Thursday, October 26, 2006

The New York Academy of Sciences

Presented By

Presented by the Imaging Discussion Group

 

Organizer: B.J. Casey, Weill Medical College of Cornell University

Speakers: Lori Holt, Carnegie Mellon University; Michael Goldstein, Cornell University; Jason Zevin, Weill Medical College of Cornell University; April Ann Benasich, Rutgers University; David S. Vicario, Rutgers University

Abstracts


Auditory categorization: What general learning principles can teach us about language development
Lori L. Holt
, Carnegie Mellon University

Learning plays an important role in infant language acquisition and adult second language acquisition, yet the mechanisms of auditory learning are not well-understood. We are investigating how listeners organize regularity in the sound environment for speech and nonlinguistic sounds with the aim of understanding the means by which characteristics of general auditory learning constrain language development. I will describe a series of studies using a range of converging methodologies (second-language acquisition experiments, speech production measurements, non-speech category learning experiments, and non-human animal learning models) that attempt to uncover some of the general learning principles shaping how experience with the structure of the auditory environment, including the structure of spoken language, shapes how we hear.
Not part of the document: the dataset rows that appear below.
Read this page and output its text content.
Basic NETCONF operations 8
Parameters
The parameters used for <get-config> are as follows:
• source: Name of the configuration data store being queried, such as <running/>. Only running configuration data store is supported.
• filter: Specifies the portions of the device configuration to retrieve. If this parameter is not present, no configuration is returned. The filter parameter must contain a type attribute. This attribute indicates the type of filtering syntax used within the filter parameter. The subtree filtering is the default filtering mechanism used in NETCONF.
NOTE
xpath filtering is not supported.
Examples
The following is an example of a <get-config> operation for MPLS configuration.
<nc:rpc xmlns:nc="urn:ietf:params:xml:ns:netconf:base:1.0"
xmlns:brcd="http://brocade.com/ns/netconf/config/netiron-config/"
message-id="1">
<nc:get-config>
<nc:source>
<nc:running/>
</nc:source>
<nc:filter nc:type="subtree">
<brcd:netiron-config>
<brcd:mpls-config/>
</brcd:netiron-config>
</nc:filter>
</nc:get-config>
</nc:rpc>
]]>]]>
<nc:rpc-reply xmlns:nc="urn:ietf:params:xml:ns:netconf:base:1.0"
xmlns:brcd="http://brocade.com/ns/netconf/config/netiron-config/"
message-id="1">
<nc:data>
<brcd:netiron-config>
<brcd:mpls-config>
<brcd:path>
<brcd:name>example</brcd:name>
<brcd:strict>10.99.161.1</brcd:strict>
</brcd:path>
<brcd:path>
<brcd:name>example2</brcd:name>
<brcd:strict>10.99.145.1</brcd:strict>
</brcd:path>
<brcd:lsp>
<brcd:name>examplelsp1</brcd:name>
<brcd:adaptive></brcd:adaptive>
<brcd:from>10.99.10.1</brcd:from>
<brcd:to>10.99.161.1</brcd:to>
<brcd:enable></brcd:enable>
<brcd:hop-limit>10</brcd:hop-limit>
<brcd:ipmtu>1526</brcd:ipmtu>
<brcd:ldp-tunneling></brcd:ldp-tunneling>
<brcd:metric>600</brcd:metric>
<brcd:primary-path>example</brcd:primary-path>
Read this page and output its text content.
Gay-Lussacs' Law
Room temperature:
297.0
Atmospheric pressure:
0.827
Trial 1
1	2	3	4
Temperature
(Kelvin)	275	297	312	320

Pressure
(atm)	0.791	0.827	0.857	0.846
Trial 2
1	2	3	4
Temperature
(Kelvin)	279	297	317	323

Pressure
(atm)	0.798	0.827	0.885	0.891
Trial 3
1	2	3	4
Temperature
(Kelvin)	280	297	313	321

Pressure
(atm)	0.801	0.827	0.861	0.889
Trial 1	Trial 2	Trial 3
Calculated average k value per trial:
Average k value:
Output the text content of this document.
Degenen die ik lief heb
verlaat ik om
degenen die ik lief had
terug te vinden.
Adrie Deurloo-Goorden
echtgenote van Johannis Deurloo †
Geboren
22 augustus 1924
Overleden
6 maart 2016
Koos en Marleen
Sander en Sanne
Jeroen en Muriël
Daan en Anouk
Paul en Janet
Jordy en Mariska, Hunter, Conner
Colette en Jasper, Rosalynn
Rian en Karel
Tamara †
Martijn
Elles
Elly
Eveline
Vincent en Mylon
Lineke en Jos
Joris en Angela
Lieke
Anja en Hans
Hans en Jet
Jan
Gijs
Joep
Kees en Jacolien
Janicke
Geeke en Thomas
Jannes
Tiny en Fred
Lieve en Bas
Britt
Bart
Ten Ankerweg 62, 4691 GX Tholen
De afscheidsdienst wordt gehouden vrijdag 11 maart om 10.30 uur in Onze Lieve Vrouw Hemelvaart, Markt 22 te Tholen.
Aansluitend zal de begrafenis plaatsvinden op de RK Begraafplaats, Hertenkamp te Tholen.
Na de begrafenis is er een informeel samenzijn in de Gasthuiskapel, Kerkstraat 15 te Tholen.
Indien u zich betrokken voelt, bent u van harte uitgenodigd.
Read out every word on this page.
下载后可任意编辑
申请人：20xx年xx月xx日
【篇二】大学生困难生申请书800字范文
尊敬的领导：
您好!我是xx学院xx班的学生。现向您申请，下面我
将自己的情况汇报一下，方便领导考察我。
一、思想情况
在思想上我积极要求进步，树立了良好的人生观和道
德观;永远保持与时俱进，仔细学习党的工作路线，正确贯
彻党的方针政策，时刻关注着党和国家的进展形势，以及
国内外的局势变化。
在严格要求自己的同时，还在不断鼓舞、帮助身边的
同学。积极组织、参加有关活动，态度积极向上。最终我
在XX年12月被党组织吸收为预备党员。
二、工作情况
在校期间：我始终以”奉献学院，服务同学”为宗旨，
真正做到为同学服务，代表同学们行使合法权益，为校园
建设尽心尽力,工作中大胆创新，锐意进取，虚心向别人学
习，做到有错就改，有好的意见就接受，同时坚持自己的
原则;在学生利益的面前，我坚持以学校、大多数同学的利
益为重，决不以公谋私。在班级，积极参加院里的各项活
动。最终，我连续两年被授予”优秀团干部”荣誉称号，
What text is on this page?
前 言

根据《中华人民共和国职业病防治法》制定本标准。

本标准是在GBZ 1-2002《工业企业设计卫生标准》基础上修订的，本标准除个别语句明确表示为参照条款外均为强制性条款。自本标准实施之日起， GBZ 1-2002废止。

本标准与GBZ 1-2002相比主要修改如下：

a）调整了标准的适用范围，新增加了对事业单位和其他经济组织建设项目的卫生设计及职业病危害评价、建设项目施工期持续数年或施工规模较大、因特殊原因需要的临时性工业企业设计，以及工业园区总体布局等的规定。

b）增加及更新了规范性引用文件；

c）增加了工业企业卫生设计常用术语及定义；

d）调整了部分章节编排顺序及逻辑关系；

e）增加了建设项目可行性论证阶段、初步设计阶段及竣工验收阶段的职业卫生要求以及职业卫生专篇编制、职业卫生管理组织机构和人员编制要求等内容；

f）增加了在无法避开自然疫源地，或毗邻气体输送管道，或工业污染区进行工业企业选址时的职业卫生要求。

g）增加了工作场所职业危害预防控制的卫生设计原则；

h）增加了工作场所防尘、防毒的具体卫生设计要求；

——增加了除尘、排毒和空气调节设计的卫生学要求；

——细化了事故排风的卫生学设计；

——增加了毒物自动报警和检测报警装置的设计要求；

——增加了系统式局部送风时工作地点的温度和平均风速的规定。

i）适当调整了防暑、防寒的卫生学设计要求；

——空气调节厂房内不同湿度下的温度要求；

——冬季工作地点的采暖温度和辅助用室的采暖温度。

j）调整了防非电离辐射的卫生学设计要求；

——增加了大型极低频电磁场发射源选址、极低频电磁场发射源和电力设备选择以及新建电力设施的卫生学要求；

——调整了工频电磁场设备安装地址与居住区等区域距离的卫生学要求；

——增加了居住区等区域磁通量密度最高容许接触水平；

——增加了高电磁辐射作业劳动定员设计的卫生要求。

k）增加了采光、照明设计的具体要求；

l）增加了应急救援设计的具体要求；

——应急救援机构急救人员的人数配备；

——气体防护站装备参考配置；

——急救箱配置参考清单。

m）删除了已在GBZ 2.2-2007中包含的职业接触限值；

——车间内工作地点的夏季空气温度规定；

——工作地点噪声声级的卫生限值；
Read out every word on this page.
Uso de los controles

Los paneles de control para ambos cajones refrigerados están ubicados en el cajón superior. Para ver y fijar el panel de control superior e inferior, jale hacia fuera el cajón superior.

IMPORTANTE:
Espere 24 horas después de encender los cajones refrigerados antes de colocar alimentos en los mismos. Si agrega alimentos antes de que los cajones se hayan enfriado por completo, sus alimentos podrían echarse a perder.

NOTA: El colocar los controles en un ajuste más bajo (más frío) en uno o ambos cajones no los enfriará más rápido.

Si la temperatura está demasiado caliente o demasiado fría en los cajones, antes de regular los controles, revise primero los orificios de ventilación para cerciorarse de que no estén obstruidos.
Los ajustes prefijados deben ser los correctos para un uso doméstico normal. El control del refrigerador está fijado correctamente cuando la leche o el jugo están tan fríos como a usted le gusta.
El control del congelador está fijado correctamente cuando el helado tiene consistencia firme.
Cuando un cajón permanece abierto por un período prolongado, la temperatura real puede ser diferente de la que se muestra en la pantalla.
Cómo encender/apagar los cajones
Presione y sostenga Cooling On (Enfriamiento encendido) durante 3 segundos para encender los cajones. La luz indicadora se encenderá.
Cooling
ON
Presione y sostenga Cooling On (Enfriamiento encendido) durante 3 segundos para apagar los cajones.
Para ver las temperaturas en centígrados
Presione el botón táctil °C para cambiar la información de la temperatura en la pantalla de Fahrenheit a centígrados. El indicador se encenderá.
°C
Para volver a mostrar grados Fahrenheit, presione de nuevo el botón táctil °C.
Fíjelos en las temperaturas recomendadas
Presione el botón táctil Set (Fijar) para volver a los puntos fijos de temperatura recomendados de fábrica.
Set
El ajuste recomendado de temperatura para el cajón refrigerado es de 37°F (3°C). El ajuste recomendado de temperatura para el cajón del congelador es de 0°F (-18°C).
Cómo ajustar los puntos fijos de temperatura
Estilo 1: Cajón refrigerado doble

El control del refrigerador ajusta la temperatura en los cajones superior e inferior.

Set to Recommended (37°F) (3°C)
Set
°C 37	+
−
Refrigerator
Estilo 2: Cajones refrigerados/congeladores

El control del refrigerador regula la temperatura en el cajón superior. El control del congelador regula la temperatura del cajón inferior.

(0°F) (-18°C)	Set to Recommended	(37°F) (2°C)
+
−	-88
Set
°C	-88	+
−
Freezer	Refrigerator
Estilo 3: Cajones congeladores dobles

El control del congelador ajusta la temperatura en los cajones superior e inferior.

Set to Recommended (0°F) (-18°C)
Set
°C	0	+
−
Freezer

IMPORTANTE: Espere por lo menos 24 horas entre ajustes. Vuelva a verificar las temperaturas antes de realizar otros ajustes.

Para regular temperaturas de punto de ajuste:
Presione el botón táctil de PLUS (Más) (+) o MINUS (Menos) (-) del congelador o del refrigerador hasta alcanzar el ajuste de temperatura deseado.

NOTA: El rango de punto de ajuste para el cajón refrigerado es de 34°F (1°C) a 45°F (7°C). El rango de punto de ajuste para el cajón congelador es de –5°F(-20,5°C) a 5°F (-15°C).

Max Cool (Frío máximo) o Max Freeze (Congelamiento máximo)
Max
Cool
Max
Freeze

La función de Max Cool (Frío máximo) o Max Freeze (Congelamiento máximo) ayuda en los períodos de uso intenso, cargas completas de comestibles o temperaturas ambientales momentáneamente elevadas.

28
Learning by vocalizing: Parallels in the vocal development of songbirds and human infants: Michael Goldstein, Cornell University

The early vocalizations of songbirds and human infants, though immature in form, are similar in function. Producing these early sounds is crucial for the later development of speech and song. The mechanism of vocal development has a strong social component – the responses of conspecifics create social feedback for early sounds that guides the young towards mature vocalizations. I will present experiments that demonstrate how the immature sounds of young birds and babies regulate and are regulated by interactions with conspecifics. These studies view the infant as taking an active role in its own development and introduce new paradigms for understanding the origins of communicative skills. In cowbirds, Molothrus ater, the immature vocalizations of young males elicit reactions from adult females (who do not sing), and this feedback facilitates the development of more advanced forms of song. In humans, playback experiments show that mothers use prelinguistic vocal cues to guide their responses to infants. Vocal learning studies reveal that prelinguistic infants use social feedback from caregivers to build more developmentally advanced forms of vocalizations. In both taxa, vocal learning is non-imitative and is driven by perceiving regularities in social partners' reactions to immature vocalizations. Feedback from conspecifics thus provides reliable cues about the consequences of vocalizing. These cues serve to facilitate infants' acquisition of the basic building blocks of speech and song.

Learning and limits on adult plasticity for speech
Jason Zevin
, Weill Medical College of Cornell University

Learning a language in adulthood is more difficult than learning one as a child -- as anyone who has tried can attest. In particular, learning to hear and produce speech contrasts (such as the difference between the first sound in "rock" and the first sound in "lock") appears to be subject to a sensitive period. We are exploring the possibility that acquisition of expertise in one's native language plays a role in limiting adult plasticity. Learning to categorize speech sounds is a process of tuning the perceptual system to the dimensions along which differences are meaningful in a given language. This may eventually result in diminished sensitivity to foreign speech contrasts. Using a combination of fMRI, EEG and behavioral studies, we are studying the relationship between the age at which native Japanese speakers started learning English and their ability to perceive English speech contrasts not present in Japanese.